Application of Multi-Criteria Decision Making in Bioink Selection

Abstract

Bioprinting is a rapidly emerging area of study within Tissue Engineering and Regenerative Medicine (TERM) where live cells are be embedded in a solution (referred to as a bioink) and 3D printed into anatomically relevant geometries for in vivo implantation; this allows native tissues to regenerate better and faster. Most current research investigates the mechanical, rheological, and biological properties of bioinks, but few methods have been proposed to mathematically rank bioinks based on a set of application-focused, relevant criteria.

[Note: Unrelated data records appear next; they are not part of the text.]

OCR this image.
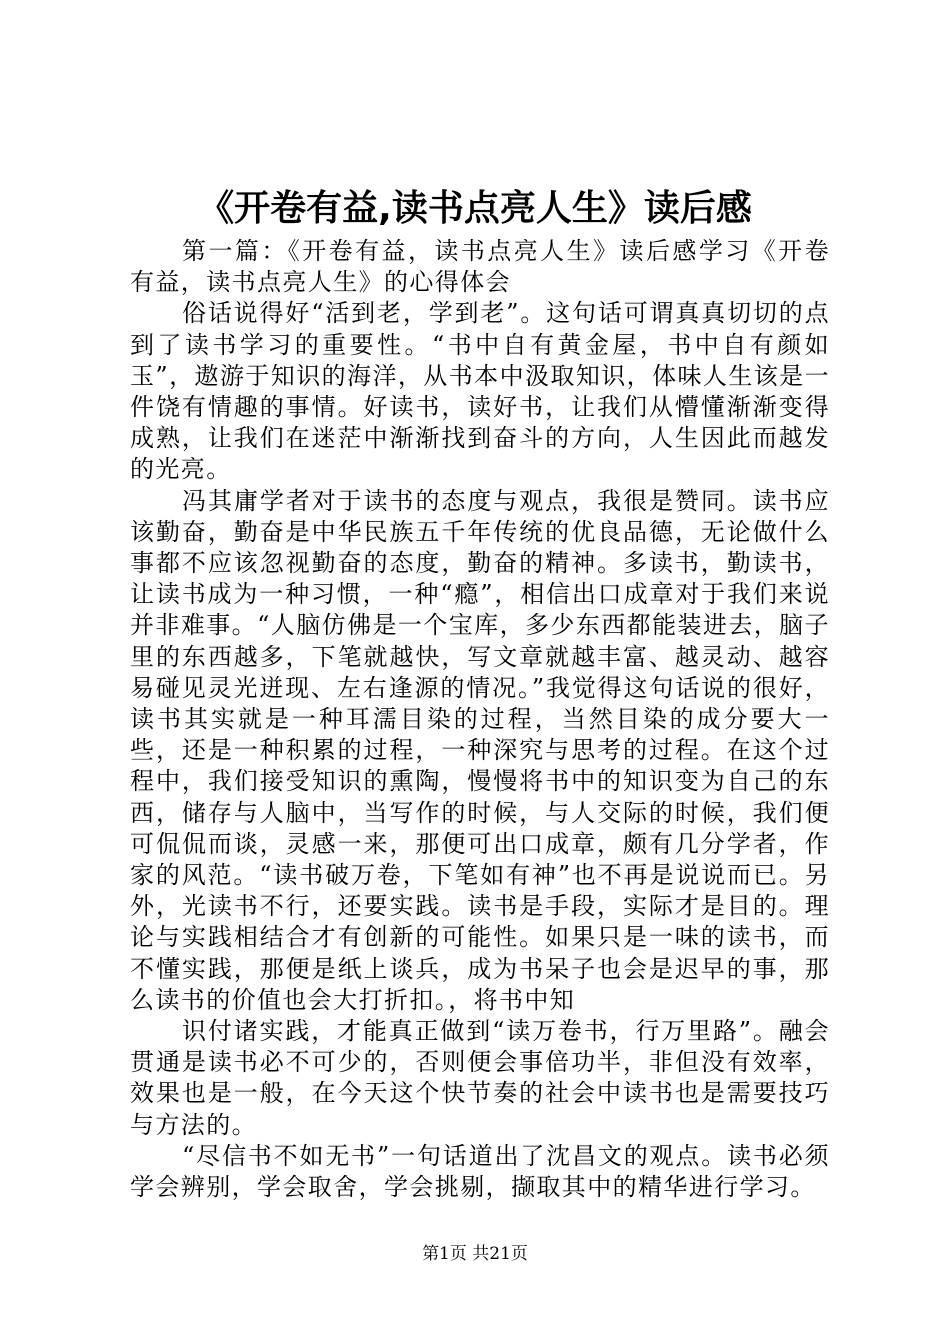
《开卷有益,读书点亮人生》读后感

第一篇：《开卷有益，读书点亮人生》读后感学习《开卷有益，读书点亮人生》的心得体会

俗话说得好“活到老，学到老”。这句话可谓真真切切的点到了读书学习的重要性。“书中自有黄金屋，书中自有颜如玉”，遨游于知识的海洋，从书本中汲取知识，体味人生该是一件饶有情趣的事情。好读书，读好书，让我们从懵懂渐渐变得成熟，让我们在迷茫中渐渐找到奋斗的方向，人生因此而越发的光亮。

冯其庸学者对于读书的态度与观点，我很是赞同。读书应该勤奋，勤奋是中华民族五千年传统的优良品德，无论做什么事都不应该忽视勤奋的态度，勤奋的精神。多读书，勤读书，让读书成为一种习惯，一种“瘾”，相信出口成章对于我们来说并非难事。“人脑仿佛是一个宝库，多少东西都能装进去，脑子里的东西越多，下笔就越快，写文章就越丰富、越灵动、越容易碰见灵光迸现、左右逢源的情况。”我觉得这句话说的很好，读书其实就是一种耳濡目染的过程，当然目染的成分要大一些，还是一种积累的过程，一种深究与思考的过程。在这个过程中，我们接受知识的熏陶，慢慢将书中的知识变为自己的东西，储存与人脑中，当写作的时候，与人交际的时候，我们便可侃侃而谈，灵感一来，那便可出口成章，颇有几分学者，作家的风范。“读书破万卷，下笔如有神”也不再是说说而已。另外，光读书不行，还要实践。读书是手段，实际才是目的。理论与实践相结合才有创新的可能性。如果只是一味的读书，而不懂实践，那便是纸上谈兵，成为书呆子也会是迟早的事，那么读书的价值也会大打折扣。，将书中知

识付诸实践，才能真正做到“读万卷书，行万里路”。融会贯通是读书必不可少的，否则便会事倍功半，非但没有效率，效果也是一般，在今天这个快节奏的社会中读书也是需要技巧与方法的。

“尽信书不如无书”一句话道出了沈昌文的观点。读书必须学会辨别，学会取舍，学会挑剔，撷取其中的精华进行学习。

第1页 共21页
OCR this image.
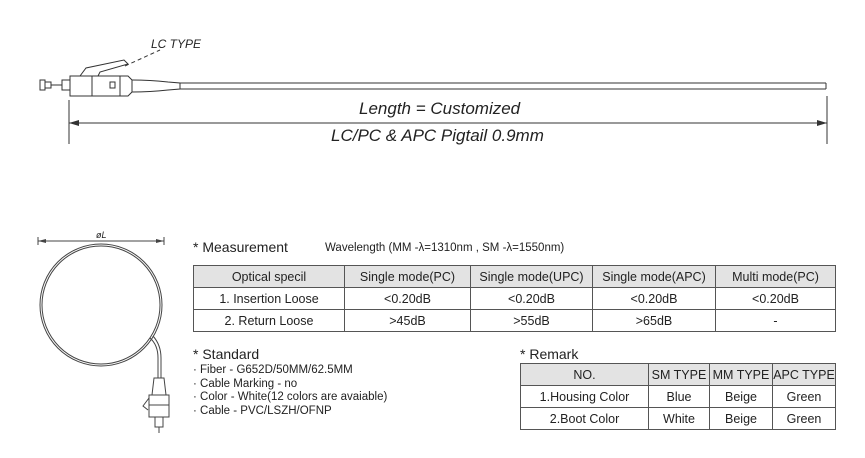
LC TYPE
Length = Customized
LC/PC & APC Pigtail 0.9mm
øL
* Measurement	Wavelength (MM -λ=1310nm , SM -λ=1550nm)
Optical specil	Single mode(PC)	Single mode(UPC)	Single mode(APC)	Multi mode(PC)
1. Insertion Loose	<0.20dB	<0.20dB	<0.20dB	<0.20dB
2. Return Loose	>45dB	>55dB	>65dB	-
* Standard
· Fiber - G652D/50MM/62.5MM
· Cable Marking - no
· Color - White(12 colors are avaiable)
· Cable - PVC/LSZH/OFNP
* Remark
NO.	SM TYPE	MM TYPE	APC TYPE
1.Housing Color	Blue	Beige	Green
2.Boot Color	White	Beige	Green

In this study, we develop a general methodology to evaluate bioinks for the purpose of musculoskeletal tissue engineering, using multi-criteria decision making (MCDM) tools, including analytical hierarchy process (AHP), simple additive weighting (SAW), and technique for order of preference by similarity to ideal solution (TOPSIS). GelMA-alginate, dECM, PEG-fibrinogen, collagen, and HA were all evaluated using the criteria of cell viability, shear thinning, printability, degradation rate, storage ability, and cost. Results include a comparison matrix showing the relative importance of each criterion as well as a ranking of each selected bioink from each ranking method. Future research should focus on building upon the proposed model by considering a larger set of bioink alternatives and criteria to demonstrate the model’s ability to handle large datasets, as well as updating evaluations with more current data regarding the properties of bioinks.